I became a fish eater last April, when I visited an old friend in Halifax, Nova Scotia. We were at the pub, and I was through with eating gobs of hummus and fafel to satiate my titanic vegetarian hunger. So I had some fish and chips. No great revelation, it tasted not too unlike tofu.
So, a few months later I go to Sripraphai (thai food champions in Queens, assburn spicy style) with a few friends, and we decide to order a whole fried fish, with a chilli+basil sauce. They serve it up, I startle at the bones, and wonder what I’ve gotten myself into. The eating turns me half brute, snapping bones, licking my fingers, making a mess. I look at the head and ask my friends, “If I crack it open, will I find more to eat?” They look at me funny and don’t say much. I decide that since one of my friends hasn’t finished his share of some curry thing, I’ll finish that off and not look like I’ve devolved too far. When my friends aren’t looking, I poke at the eyes, and see that there’s not too much there, just charred black little beady things.

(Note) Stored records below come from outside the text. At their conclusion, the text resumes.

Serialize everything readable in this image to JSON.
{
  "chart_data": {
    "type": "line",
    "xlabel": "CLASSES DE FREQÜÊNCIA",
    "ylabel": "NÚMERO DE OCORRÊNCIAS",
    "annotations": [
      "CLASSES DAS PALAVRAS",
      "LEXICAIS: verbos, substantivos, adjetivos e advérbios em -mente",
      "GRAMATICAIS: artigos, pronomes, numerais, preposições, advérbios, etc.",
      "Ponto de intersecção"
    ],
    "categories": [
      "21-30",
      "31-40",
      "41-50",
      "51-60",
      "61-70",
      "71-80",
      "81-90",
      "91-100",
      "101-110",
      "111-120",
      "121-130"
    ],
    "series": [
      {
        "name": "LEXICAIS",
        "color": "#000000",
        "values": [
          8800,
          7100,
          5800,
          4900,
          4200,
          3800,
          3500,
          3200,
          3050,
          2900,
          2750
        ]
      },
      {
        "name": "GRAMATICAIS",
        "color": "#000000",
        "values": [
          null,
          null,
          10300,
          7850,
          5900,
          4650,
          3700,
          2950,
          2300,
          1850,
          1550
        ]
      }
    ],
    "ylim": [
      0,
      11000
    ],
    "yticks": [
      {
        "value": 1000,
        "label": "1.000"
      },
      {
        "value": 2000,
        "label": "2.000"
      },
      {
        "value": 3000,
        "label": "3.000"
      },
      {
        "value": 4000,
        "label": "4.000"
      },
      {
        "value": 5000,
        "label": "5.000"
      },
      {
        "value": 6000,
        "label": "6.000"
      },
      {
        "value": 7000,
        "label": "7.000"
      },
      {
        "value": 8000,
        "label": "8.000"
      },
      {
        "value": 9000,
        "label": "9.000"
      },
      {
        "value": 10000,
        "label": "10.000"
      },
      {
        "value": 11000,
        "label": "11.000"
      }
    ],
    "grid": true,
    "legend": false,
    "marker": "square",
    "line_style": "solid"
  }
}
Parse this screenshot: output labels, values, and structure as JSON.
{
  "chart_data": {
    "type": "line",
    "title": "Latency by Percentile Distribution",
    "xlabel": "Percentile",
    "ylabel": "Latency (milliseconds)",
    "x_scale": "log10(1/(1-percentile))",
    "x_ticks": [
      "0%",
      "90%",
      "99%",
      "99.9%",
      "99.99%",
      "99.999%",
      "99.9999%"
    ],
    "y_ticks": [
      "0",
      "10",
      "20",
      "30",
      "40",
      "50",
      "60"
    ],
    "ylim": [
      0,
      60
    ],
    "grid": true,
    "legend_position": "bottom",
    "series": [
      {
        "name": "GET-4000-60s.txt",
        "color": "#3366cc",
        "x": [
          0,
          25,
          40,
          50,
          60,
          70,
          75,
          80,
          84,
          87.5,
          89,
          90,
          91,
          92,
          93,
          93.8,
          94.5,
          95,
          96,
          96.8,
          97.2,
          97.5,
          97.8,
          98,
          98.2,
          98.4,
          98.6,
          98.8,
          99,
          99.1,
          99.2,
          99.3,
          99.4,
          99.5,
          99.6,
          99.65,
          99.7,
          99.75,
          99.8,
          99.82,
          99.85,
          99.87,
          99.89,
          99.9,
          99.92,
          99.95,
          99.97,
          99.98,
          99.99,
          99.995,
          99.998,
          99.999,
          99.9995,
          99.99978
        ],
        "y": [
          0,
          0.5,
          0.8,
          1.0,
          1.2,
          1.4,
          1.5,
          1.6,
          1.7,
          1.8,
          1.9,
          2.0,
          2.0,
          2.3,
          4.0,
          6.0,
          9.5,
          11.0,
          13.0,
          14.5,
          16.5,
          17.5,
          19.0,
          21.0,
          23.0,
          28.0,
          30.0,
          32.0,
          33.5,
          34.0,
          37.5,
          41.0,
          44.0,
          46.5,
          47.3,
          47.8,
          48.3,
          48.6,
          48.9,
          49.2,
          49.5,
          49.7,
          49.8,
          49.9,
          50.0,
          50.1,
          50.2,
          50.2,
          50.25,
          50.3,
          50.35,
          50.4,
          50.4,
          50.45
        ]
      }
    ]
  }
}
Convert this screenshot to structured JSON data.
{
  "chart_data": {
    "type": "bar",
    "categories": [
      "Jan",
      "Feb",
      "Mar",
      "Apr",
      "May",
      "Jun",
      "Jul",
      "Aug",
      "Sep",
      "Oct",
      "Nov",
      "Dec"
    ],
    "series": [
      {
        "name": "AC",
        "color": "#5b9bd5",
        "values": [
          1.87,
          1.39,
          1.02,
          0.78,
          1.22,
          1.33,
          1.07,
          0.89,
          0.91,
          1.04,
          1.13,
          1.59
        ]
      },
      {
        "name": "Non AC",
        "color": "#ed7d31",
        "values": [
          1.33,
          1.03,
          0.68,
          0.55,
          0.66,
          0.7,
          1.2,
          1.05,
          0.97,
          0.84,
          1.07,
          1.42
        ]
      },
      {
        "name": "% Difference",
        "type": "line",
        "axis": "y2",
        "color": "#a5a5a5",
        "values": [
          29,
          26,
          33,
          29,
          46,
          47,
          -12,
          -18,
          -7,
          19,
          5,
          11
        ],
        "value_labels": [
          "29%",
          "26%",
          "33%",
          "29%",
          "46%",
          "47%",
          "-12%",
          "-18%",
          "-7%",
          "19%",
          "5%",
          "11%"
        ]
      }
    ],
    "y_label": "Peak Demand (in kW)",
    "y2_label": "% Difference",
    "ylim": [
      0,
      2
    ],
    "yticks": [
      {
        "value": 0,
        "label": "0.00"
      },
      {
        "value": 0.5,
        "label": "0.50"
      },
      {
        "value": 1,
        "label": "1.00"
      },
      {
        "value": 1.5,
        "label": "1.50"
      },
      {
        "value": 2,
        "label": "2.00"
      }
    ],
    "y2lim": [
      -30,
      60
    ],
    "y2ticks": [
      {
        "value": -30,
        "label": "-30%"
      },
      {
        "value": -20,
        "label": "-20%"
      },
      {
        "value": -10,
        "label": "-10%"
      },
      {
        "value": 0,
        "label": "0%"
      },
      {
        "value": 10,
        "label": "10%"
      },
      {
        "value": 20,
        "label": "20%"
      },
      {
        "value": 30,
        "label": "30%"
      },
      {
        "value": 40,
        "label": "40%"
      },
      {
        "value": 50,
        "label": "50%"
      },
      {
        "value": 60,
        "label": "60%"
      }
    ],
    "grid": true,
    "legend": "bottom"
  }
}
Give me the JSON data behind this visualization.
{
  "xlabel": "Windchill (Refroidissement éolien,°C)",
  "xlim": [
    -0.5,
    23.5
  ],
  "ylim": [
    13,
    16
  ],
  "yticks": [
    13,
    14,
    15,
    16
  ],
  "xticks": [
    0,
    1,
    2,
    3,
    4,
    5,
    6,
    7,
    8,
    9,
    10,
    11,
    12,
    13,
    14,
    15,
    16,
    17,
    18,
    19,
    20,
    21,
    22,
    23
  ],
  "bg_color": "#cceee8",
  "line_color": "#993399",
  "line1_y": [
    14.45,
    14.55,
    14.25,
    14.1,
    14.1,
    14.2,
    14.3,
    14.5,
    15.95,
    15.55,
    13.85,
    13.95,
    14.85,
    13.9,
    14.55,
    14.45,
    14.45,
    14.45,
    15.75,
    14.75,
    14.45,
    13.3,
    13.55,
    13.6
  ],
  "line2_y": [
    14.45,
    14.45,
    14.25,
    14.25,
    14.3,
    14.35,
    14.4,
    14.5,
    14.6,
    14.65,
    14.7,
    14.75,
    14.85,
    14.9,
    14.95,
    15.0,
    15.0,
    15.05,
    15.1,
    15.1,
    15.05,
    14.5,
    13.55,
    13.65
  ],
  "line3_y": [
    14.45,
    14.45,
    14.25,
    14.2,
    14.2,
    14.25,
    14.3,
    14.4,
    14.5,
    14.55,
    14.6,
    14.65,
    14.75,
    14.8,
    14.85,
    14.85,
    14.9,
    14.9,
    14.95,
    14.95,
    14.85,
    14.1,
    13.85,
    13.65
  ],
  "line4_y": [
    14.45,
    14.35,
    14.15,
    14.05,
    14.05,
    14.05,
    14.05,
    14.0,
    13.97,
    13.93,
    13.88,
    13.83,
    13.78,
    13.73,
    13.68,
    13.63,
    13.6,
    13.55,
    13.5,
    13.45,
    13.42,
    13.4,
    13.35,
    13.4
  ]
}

Fast forward to my birthday in July, another fish comes, this time at Mina (my favorite restaurant ever, which closed it’s Queens location; the cook is now at Angon, in Manhattan, a 6th st place that I’m boycotting because the prices are fucking outrageous, and they’re probably catering to the lame taste of all of those people that go to the [mostly] lame places on 6th St.). A friend’s grandma is from India, via Jamaica, and she says that the eyes are the fish’s best part, and it’s good luck to eat them. I’m all for good luck, so down they go, and you know what? They really *are* the best part.
So I’m becoming a real fish eye fan; and am making subtle distinctions, and slowly notice that the more the cooked eye shows it’s structure, the less overcooked the fish is. Case in point: last weekend at Fiesta Mexicana (excellent new slightly upscale Mexican place on 75th and Roosevelt Ave in Queens, their ensalata de nopalitos is worth writing home about) the eye of the red snapper I ate was almost totally intact, even to the point of retaining the fluid. The hard thing at the back of the eye was still white and not crunchy like it is when the fish is overcooked. And it was the yummiest fish I’ve ever had, with stew tomatoes and onions, so soft and fresh.
In other news, this weekend I’ll be heading to a few Greeks places in Astoria in quest of Myzitra (inna Cretan soft stylee, not the hard stylee like everyone else.) It was the first cheese that I ever really loved, I consumed pounds upon pounds of it during my 2 week stay in Crete.